The primary ML method in this project has been high-dimensional neural network potentials (HDNNPs). At the start of the project, there already existed several open-source packages which implement this particular method. One package in particular, TorchANI, stood out as the package distributors included with pre-made, generally applicable, force fields. Within this project, the fellow integrated the code into the Amsterdam Modeling Suite (AMS), allowing users to get DFT or CC-quality results for organic molecules almost instantly. Furthermore,
the integration of TorchANI was accomplished via a general and flexible interface that also supports other ML Python packages for predicting potential energy surfaces (such as SchNetPack, sGDML, and PiNN), allowing for many different types of ML methods to be used with AMS.
In a collaboration with researchers from Uppsala University, the fellow developed PiNN, an open-source Python package for constructing and evaluating atomic neural networks for molecules and materials. This package implements not only the high-dimensional neural network potentials, but also message-passing graph-convolutional neural networks, in particular the PiNet architecture which was developed in this project. One benefit of this approach, in comparison to HDNNPs, is that the features of the local atomic environments do not need to be constructed explicitly beforehand, but these features are instead learned by the ML method. The PiNet architecture can be parameterized to accurately predict the potential energy surface and its gradients (forces, and stress tensors for periodic systems). Moreover, it can be applied to directly predict properties, for example the formation energies of materials.
As a result of this project, it is now possible to run simulations inside the Amsterdam Modeling Suite combining a variety of low-level methods like ReaxFF, DFTB, or DFT with Machine Learning to improve the original predictions. The interface is very general and also allows to perform quantum-mechanics/molecular-mechanics (QM/MM) hybrid calculations. It is also possible to parametrize the corresponding ML methods.

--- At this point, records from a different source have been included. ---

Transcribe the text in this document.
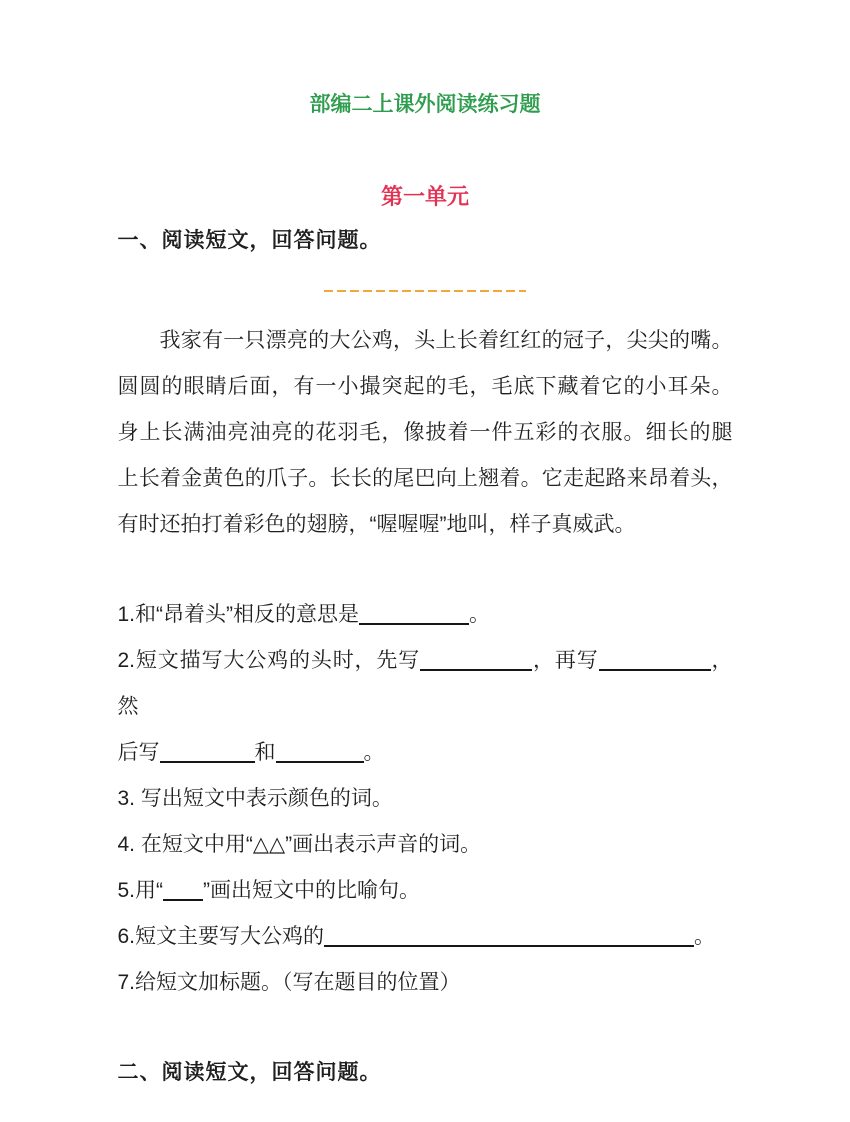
部编二上课外阅读练习题
第一单元
一、阅读短文，回答问题。
我家有一只漂亮的大公鸡，头上长着红红的冠子，尖尖的嘴。
圆圆的眼睛后面，有一小撮突起的毛，毛底下藏着它的小耳朵。
身上长满油亮油亮的花羽毛，像披着一件五彩的衣服。细长的腿
上长着金黄色的爪子。长长的尾巴向上翘着。它走起路来昂着头，
有时还拍打着彩色的翅膀，“喔喔喔”地叫，样子真威武。
1.和“昂着头”相反的意思是	。
2.短文描写大公鸡的头时，先写	，再写	，然
后写	和	。
3. 写出短文中表示颜色的词。
4. 在短文中用“△△”画出表示声音的词。
5.用“ ”画出短文中的比喻句。
6.短文主要写大公鸡的	。
7.给短文加标题。（写在题目的位置）
二、阅读短文，回答问题。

Although the focus of this project was on Machine Learning, the fellow has also deepened his knowledge about other parametrized methods, in particular ReaxFF. ReaxFF is a reactive force field with many parameters that need to be fitted. The fellow co-developed ParAMS, a Python package for fitting parameters for any of the many methods implemented in AMS, including ReaxFF. ParAMS handles training set and validation set evaluations, features a variety of fitting algorithms, and has a special focus on transparency and reproducibility.

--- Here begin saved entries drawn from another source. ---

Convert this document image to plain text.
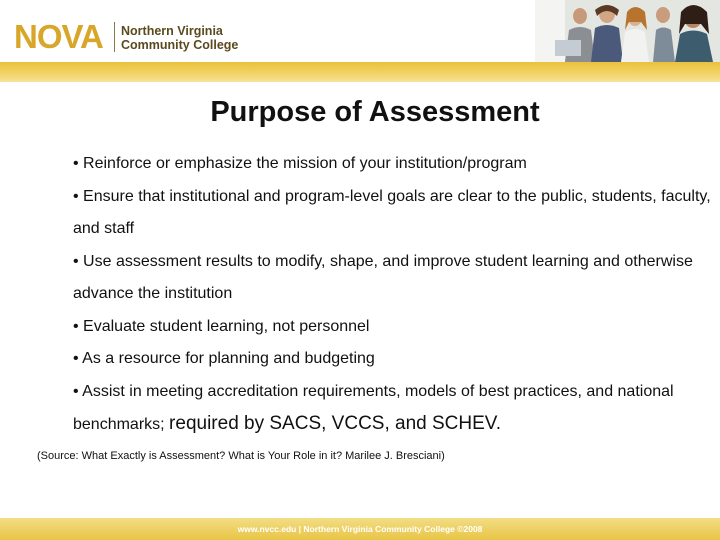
NOVA Northern Virginia
Community College
Purpose of Assessment
• Reinforce or emphasize the mission of your institution/program
• Ensure that institutional and program-level goals are clear to the public, students, faculty, and staff
• Use assessment results to modify, shape, and improve student learning and otherwise advance the institution
• Evaluate student learning, not personnel
• As a resource for planning and budgeting
• Assist in meeting accreditation requirements, models of best practices, and national benchmarks; required by SACS, VCCS, and SCHEV.
(Source: What Exactly is Assessment? What is Your Role in it? Marilee J. Bresciani)
www.nvcc.edu | Northern Virginia Community College ©2008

These new developments have been released as part of SCM’s Amsterdam Modeling Suite 2020, and are thus available to the materials modelling community. Likewise, the PiNN Python library is available on GitHub.
Finally, the fellow was involved in two more applied collaborations with experimental researchers. In the first, ML simulations were used to elucidate temperature effects on the ionic conductivity in concentrated alkaline electrolytes, in particular how deviations from the Nernst-Einstein theory of conductivity are amplified by proton transfer reactions. In the second collaboration, the fellow’s ML simulations and DFT calculations were used to elucidate the formation mechanism of a particular zeolite in very alkaline silica solutions. By combining these simulations with state-of-the-art experimental techniques, the collaborative effort could for the first time illustrate how an inorganic ion-pair could be a structure-directing agent during zeolite synthesis.